Foi um período no qual as entidades docentes, estudantis e associações de pesquisadores foram obrigadas a dispender muita energia em defesa da escola pública de educação básica e de ensino superior no Brasil. Da mesma maneira, as associações que reúnem pesquisadores de Educação tiveram que lutar contra a paralisação da pesquisa e dos programas de bolsas que viabilizam a atividade de pesquisadores universitários brasileiros no país e no exterior.

A principal entidade de pesquisa em Educação no Brasil, a Associação Nacional de Pesquisa e Pós-Graduação em Educação – Anped, tinha como presidente naqueles anos turbulentos a Profa. Dra. Geovana Mendonça Lunardi Mendes, que liderou a instituição durante dois períodos, de 2019 a 2021 e de 2021 a 2023, demonstrando muita energia, competência e habilidade política.

Geovana é professora titular na Universidade do Estado de Santa Catarina – UDESC, lotada na Faculdade de Educação e Ciências Humanas – FAED. Como pesquisadora tem uma história dedicada a Educação inclusiva e a defesa da educação pública como direito de todos.

Durante os quatro anos nos quais presidiu a Anped, Geovana fez da defesa da Educação pública, laica, gratuita de qualidade e do Sistema Nacional de Pós-Graduação uma bandeira da maior importância nas atividades da Associação. Sob a sua liderança, a Anped foi ator ativo no debate público da política educacional brasileira, aí incluída a defesa da ciência.

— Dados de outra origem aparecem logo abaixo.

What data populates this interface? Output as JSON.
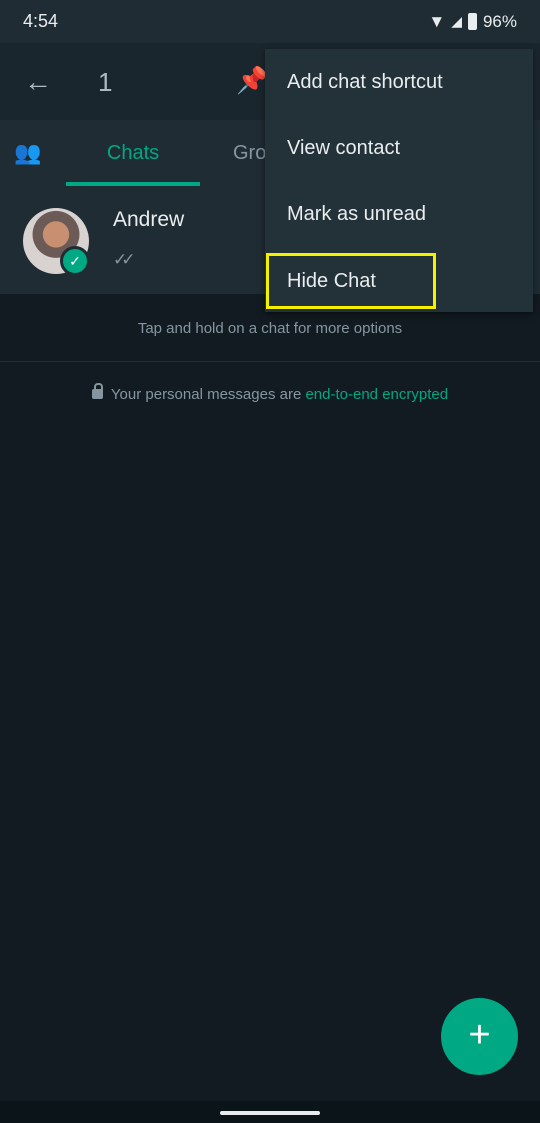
{
  "status_bar": {
    "time": "4:54",
    "battery": "96%",
    "icons": [
      "wifi-icon",
      "signal-roaming-icon",
      "battery-charging-icon"
    ]
  },
  "header": {
    "selected_count": "1",
    "icons": [
      "back-arrow-icon",
      "pin-icon"
    ]
  },
  "tabs": [
    {
      "label": "Chats",
      "active": true
    },
    {
      "label": "Gro"
    }
  ],
  "chats": [
    {
      "name": "Andrew",
      "status": "read-double-tick"
    }
  ],
  "hint": "Tap and hold on a chat for more options",
  "encryption": {
    "prefix": "Your personal messages are ",
    "link": "end-to-end encrypted"
  },
  "menu": {
    "items": [
      "Add chat shortcut",
      "View contact",
      "Mark as unread",
      "Hide Chat"
    ],
    "highlighted": "Hide Chat",
    "highlight_color": "#f5f000"
  },
  "fab": {
    "icon": "plus-icon"
  },
  "colors": {
    "accent": "#00a884",
    "background": "#111b21",
    "surface": "#1f2c34"
  }
}
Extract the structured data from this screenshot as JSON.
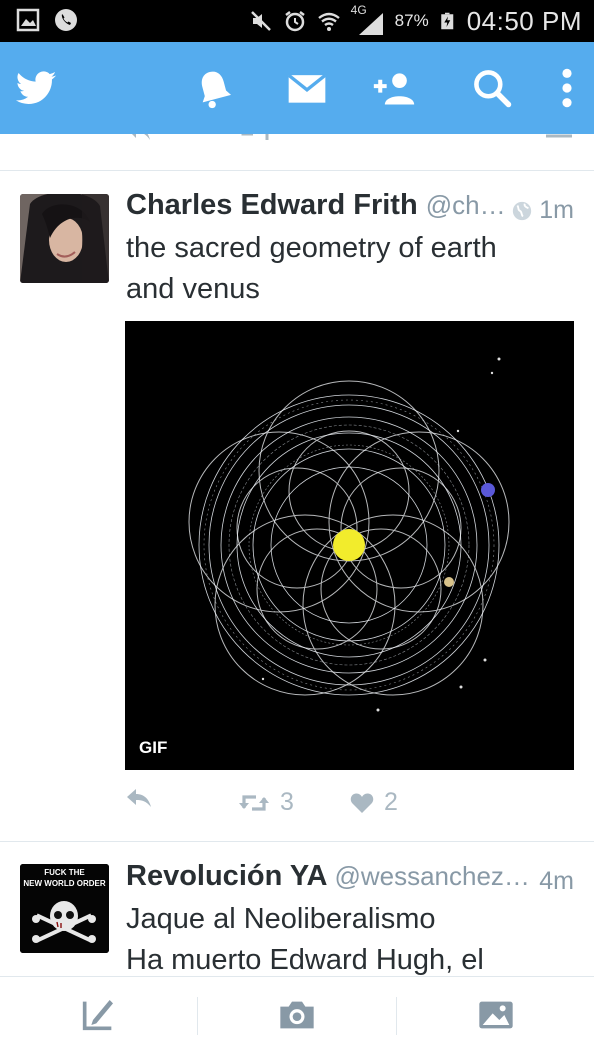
{
  "status_bar": {
    "network": "4G",
    "battery": "87%",
    "time": "04:50 PM"
  },
  "header": {
    "icons": [
      "twitter-bird-icon",
      "notifications-bell-icon",
      "messages-envelope-icon",
      "add-user-icon",
      "search-icon",
      "overflow-menu-icon"
    ],
    "color": "#55acee"
  },
  "tweets": [
    {
      "name": "Charles Edward Frith",
      "handle": "@ch…",
      "time": "1m",
      "text_lines": [
        "the sacred geometry of earth",
        "and venus"
      ],
      "media_badge": "GIF",
      "retweets": "3",
      "likes": "2"
    },
    {
      "name": "Revolución YA",
      "handle": "@wessanchez…",
      "time": "4m",
      "avatar_text_line1": "FUCK THE",
      "avatar_text_line2": "NEW WORLD ORDER",
      "text_lines": [
        "Jaque al Neoliberalismo",
        "Ha muerto Edward Hugh, el"
      ]
    }
  ],
  "bottom_bar": {
    "icons": [
      "compose-tweet-icon",
      "camera-icon",
      "gallery-image-icon"
    ]
  }
}
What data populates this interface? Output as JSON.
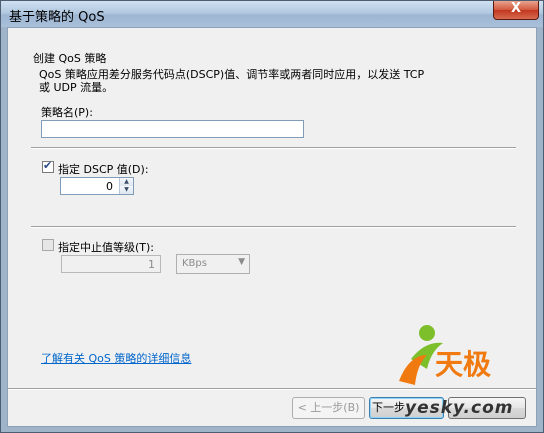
{
  "window": {
    "title": "基于策略的 QoS",
    "close_label": "X"
  },
  "header": {
    "heading": "创建 QoS 策略",
    "description_line1": "QoS 策略应用差分服务代码点(DSCP)值、调节率或两者同时应用，以发送 TCP",
    "description_line2": "或 UDP 流量。"
  },
  "policy_name": {
    "label": "策略名(P):",
    "value": ""
  },
  "dscp": {
    "label": "指定 DSCP 值(D):",
    "checked": true,
    "value": "0"
  },
  "throttle": {
    "label": "指定中止值等级(T):",
    "checked": false,
    "value": "1",
    "unit": "KBps"
  },
  "help_link": "了解有关 QoS 策略的详细信息",
  "buttons": {
    "back": "< 上一步(B)",
    "next": "下一步"
  },
  "watermark": {
    "text": "天极",
    "url_text": "yesky.com"
  },
  "colors": {
    "link": "#0066cc",
    "logo_orange": "#f07a10",
    "logo_green": "#7cbf2a"
  }
}
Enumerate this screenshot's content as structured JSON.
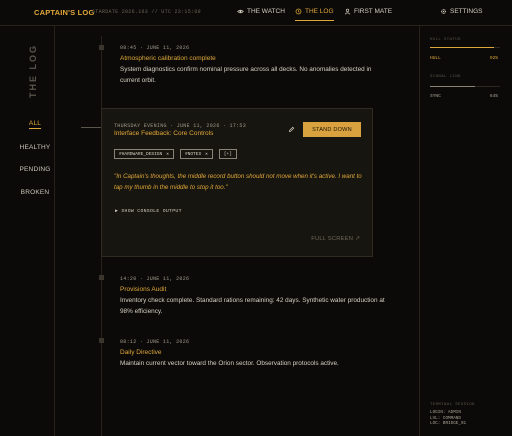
{
  "header": {
    "brand": "CAPTAIN'S LOG",
    "stardate": "STARDATE 2026.163 // UTC 23:15:09",
    "nav": [
      {
        "label": "THE WATCH",
        "icon": "eye-icon"
      },
      {
        "label": "THE LOG",
        "icon": "scroll-icon",
        "active": true
      },
      {
        "label": "FIRST MATE",
        "icon": "person-icon"
      }
    ],
    "settings": {
      "label": "SETTINGS",
      "icon": "gear-icon"
    }
  },
  "sidebar": {
    "title": "THE LOG",
    "filters": [
      {
        "label": "ALL",
        "active": true
      },
      {
        "label": "HEALTHY"
      },
      {
        "label": "PENDING"
      },
      {
        "label": "BROKEN"
      }
    ]
  },
  "entries": [
    {
      "date": "08:45 · JUNE 11, 2026",
      "title": "Atmospheric calibration complete",
      "body": "System diagnostics confirm nominal pressure across all decks. No anomalies detected in current orbit."
    },
    {
      "date": "14:20 · JUNE 11, 2026",
      "title": "Provisions Audit",
      "body": "Inventory check complete. Standard rations remaining: 42 days. Synthetic water production at 98% efficiency."
    },
    {
      "date": "08:12 · JUNE 11, 2026",
      "title": "Daily Directive",
      "body": "Maintain current vector toward the Orion sector. Observation protocols active."
    }
  ],
  "card": {
    "date": "THURSDAY EVENING · JUNE 11, 2026 · 17:53",
    "title": "Interface Feedback: Core Controls",
    "stand_down": "STAND DOWN",
    "tags": [
      "#HARDWARE_DESIGN",
      "#NOTES"
    ],
    "add_tag": "[+]",
    "quote": "\"In Captain's thoughts, the middle record button should not move when it's active. I want to tap my thumb in the middle to stop it too.\"",
    "console": "▶ SHOW CONSOLE OUTPUT",
    "fullscreen": "FULL SCREEN ↗"
  },
  "right_panel": {
    "section1_label": "HULL STATUS",
    "hull_label": "HULL",
    "hull_value": "92%",
    "hull_fraction": 0.92,
    "section2_label": "SIGNAL LINK",
    "sync_label": "SYNC",
    "sync_value": "64%",
    "sync_fraction": 0.64,
    "footer_label": "TERMINAL SESSION",
    "footer_lines": [
      "LOGIN: ADMIN",
      "LVL: COMMAND",
      "LOC: BRIDGE_01"
    ]
  },
  "colors": {
    "accent": "#e0a83a",
    "background": "#0b0a08",
    "card": "#17150f"
  }
}
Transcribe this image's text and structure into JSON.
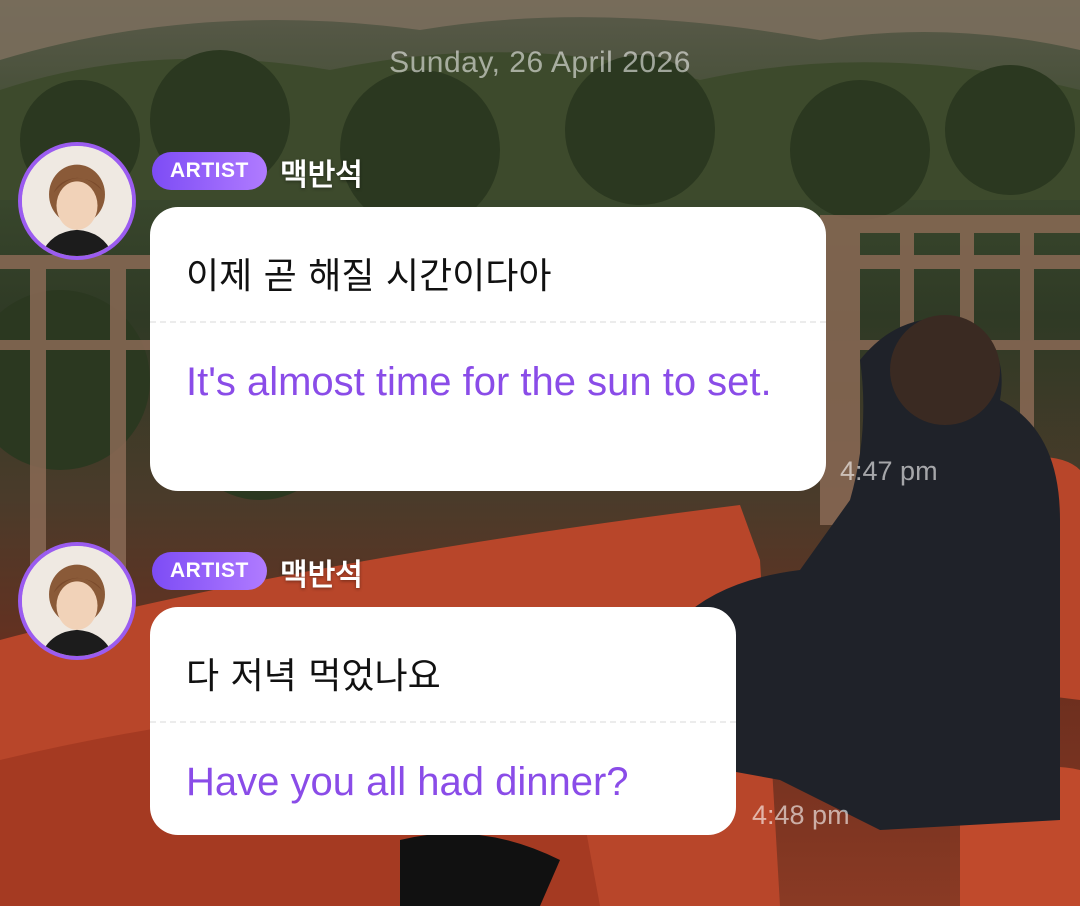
{
  "date_separator": "Sunday, 26 April 2026",
  "messages": [
    {
      "badge": "ARTIST",
      "sender": "맥반석",
      "korean": "이제 곧 해질 시간이다아",
      "translation": "It's almost time for the sun to set.",
      "time": "4:47 pm"
    },
    {
      "badge": "ARTIST",
      "sender": "맥반석",
      "korean": "다 저녁 먹었나요",
      "translation": "Have you all had dinner?",
      "time": "4:48 pm"
    }
  ],
  "colors": {
    "accent": "#8a4ce8",
    "badge_start": "#7d4cf5",
    "badge_end": "#b07bff",
    "avatar_ring": "#9b5cf0"
  }
}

A necessidade de continuar atuando durante a pandemia levou Geovana a expandir as atividades digitais da Associação, realizando reuniões, eventos e debates virtuais e incorporando cada vez uma maior quantidade de pesquisadores. O fortalecimento da representação brasileira em organismos internacionais e a solidificação da presença da Anped na World Education Research Association - WERA são certamente as marcas mais fortes da presidência de Geovana.

Participar novamente neste ano de 2025 foi uma grata surpresa que me permitiu conhecer o modelo de gestão liderado pela presidente Miriam Fabia Alves, da Universidade Federal de Goiás, que não apenas manteve os fundamentos da gestão da sua antecessora como aprofundou principalmente a internacionalização das atividades institucionais, estimulando os pesquisadores para que estes alarguem os horizontes da pesquisa educacional brasileira. Tudo isto tendo também como pano de fundo a luta para recuperar as perdas que a pesquisa educacional sofreu no Ministério da Educação entre 2019 e 2022.

O fato de a Anped haver promovido a sua 42ª reunião, em João Pessoa, concomitantemente ao WERA Focal Meeting 2025 criou importantes estímulos ao intercâmbio internacional, mostrando a pesquisa educacional brasileira para o mundo, principalmente aos países membros do BRICS. Agora, exercendo a função de vice-presidente da WERA, Geovana Lunardi contribuiu para dar voz aos pesquisadores do chamado Sul Global.

Esse tipo de iniciativa é muito importante por garantir que nações como o Brasil sejam ouvidas nas discussões mundiais deste campo. Daí a importância da apresentação, durante o encontro, realizado em João Pessoa, do Relatório Transformação da Educação Básica nos países BRICS: Brasil, Rússia, Índia, China e África do Sul.

Quem participou do encontro teve a oportunidade de conhecer estudos comparativos a respeito da Educação nos países do bloco, apontando convergências e dissonâncias muito importantes. O trabalho da professora Geovana Lunardi vem dando visibilidade aos problemas e soluções da política educacional nos países BRICS. Mal estamos iniciando tal discussão, focados na perspectiva Sul-Sul. O caminho é longo e temos muito a aprender na jornada.